Navigations and Narrations: Exploring Space and Place, 04/03/15 (Deadline: 02/17/15)
The University of Texas at Arlington is proud to announce the 3rd Annual UTA English Graduate Conference on April 3, 2015
Title: "Navigations and Narrations: Exploring Space and Place"
Keynote Speaker: Dr. Nathanael O'Reilly, Texas Christian University
Call for Papers
"Location is the crossroads of circumstance, the proving ground of 'What happened? Who's here? Who's coming'—and that is the heart's field" (Eudora Welty, "Place in Fiction). These words locate the ever-important role played by both space and place in texts. Textual places hold literary and rhetorical power, informing readerly interpretations and influencing textual meaning in ways that other textual aspects cannot. Place is context; as Welty says, it is the "crossroads of circumstance." It is at this crossroads where we seek to navigate the various implications space and place have in various fields of study.

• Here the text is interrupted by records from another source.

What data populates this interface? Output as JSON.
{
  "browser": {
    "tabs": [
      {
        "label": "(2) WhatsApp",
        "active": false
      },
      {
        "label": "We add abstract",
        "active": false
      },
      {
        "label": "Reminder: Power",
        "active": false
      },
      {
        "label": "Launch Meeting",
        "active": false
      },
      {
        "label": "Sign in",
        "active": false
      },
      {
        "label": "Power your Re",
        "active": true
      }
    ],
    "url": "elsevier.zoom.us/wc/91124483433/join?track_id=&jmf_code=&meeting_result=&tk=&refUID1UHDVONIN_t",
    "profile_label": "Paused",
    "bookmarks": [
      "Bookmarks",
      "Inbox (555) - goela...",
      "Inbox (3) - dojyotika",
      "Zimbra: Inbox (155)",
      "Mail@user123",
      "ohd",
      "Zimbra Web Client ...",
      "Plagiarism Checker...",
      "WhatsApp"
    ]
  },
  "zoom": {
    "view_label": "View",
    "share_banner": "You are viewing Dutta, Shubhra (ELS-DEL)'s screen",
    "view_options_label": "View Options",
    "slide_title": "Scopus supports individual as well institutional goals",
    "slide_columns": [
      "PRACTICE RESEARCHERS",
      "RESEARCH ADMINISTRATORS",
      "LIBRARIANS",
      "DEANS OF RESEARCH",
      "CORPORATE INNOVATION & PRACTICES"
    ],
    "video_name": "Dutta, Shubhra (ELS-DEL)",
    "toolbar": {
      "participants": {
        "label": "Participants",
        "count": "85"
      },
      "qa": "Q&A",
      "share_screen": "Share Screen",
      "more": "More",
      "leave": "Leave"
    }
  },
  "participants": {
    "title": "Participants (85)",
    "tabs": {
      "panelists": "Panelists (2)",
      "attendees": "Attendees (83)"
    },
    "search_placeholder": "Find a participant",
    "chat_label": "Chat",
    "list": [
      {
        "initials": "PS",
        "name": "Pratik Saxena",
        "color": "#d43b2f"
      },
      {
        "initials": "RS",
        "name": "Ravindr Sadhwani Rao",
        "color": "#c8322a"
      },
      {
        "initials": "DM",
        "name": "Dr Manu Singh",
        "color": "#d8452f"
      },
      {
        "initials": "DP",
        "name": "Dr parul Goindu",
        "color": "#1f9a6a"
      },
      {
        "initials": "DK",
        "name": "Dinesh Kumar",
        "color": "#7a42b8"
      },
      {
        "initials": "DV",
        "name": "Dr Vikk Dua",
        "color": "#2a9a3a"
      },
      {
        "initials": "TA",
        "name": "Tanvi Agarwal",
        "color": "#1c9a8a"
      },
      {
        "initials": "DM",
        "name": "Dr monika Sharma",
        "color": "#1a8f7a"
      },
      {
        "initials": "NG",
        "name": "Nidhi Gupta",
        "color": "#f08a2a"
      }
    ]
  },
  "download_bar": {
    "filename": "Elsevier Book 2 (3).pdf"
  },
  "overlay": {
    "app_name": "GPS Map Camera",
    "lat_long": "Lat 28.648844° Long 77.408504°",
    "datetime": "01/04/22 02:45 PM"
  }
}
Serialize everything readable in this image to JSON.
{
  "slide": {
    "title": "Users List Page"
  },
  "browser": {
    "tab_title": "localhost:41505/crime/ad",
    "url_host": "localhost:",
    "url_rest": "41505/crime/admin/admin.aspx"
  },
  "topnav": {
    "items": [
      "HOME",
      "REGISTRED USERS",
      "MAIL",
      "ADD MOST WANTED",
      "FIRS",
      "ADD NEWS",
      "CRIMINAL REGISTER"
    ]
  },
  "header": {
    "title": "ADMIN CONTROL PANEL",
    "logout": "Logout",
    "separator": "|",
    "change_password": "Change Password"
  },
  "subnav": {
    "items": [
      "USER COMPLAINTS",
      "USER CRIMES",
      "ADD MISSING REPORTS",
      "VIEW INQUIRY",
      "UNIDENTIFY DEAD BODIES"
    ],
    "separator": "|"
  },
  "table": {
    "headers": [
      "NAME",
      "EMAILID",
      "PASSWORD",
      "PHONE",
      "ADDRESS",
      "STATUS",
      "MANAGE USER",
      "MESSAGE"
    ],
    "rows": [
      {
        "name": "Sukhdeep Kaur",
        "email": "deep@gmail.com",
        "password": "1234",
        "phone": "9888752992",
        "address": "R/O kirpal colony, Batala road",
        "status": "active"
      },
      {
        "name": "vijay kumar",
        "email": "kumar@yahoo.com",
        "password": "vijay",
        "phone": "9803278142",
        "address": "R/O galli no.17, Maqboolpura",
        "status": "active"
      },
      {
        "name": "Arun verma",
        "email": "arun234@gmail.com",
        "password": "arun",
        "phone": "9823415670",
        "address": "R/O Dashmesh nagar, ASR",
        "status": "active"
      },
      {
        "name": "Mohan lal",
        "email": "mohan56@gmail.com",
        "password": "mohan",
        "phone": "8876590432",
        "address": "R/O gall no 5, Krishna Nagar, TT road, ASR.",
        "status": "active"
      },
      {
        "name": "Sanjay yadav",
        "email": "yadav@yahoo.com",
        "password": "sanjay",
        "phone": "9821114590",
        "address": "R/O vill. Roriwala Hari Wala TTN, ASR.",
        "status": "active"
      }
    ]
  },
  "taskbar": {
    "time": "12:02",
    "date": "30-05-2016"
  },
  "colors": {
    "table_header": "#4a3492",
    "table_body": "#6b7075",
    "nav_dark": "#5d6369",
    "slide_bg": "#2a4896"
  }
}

We seek papers and presentations that confront textual elements of space and place in all of their varietal forms. Rather than being limited to fictional narratives, we seek studies that look at all different types of real and imaginary space, including geocriticism and geocritical approaches, cultural, critical, and literary geographies, and the poetics of space. How do we, as readers and scholars, influence, conceive of, construct, and manipulate space(s)? In what ways do these real and imaginary textual locales influence a text or, in some cases, become a text themselves? Inversely, how do these places sometimes end up telling stories of their own? From Shakespeare's depiction of the Thames, to the geographical configuration of a composition classroom, the spaces in which our lives—and our readings—take place have unique implications on the way we perceive and the way we interpret.
Along with these questions, possible topics include place and space in the context of the following areas:
- Digital Humanities
- Ecology and Literature
- Literary Theory
- Composition Studies
- Narrative Theory
Along with these topics, we also welcome papers in all other traditional areas of study in literature, composition and rhetoric, and pedagogy. All genres, time periods, and areas of literary study are encouraged. We welcome traditional abstracts of 200-400 words, along with panel proposals—please include an abstract for the entire panel, along with brief explanations of the intended presentations. Please send abstracts, along will all other inquiries, to uta.egsa.conference@gmail.com. Deadline for submissions is February 17, 2015.
**Dr. O'Reilly is a scholar, teacher, and poet, specializing in post-colonial studies and Anglophone (especially Australian) literature. He is currently president of American Association of Australasian Literary Studies. His most recent works include Tim Winton: Critical Essays (co-editor) and Exploring Suburbia: The Suburbs in the Contemporary Australian Novel.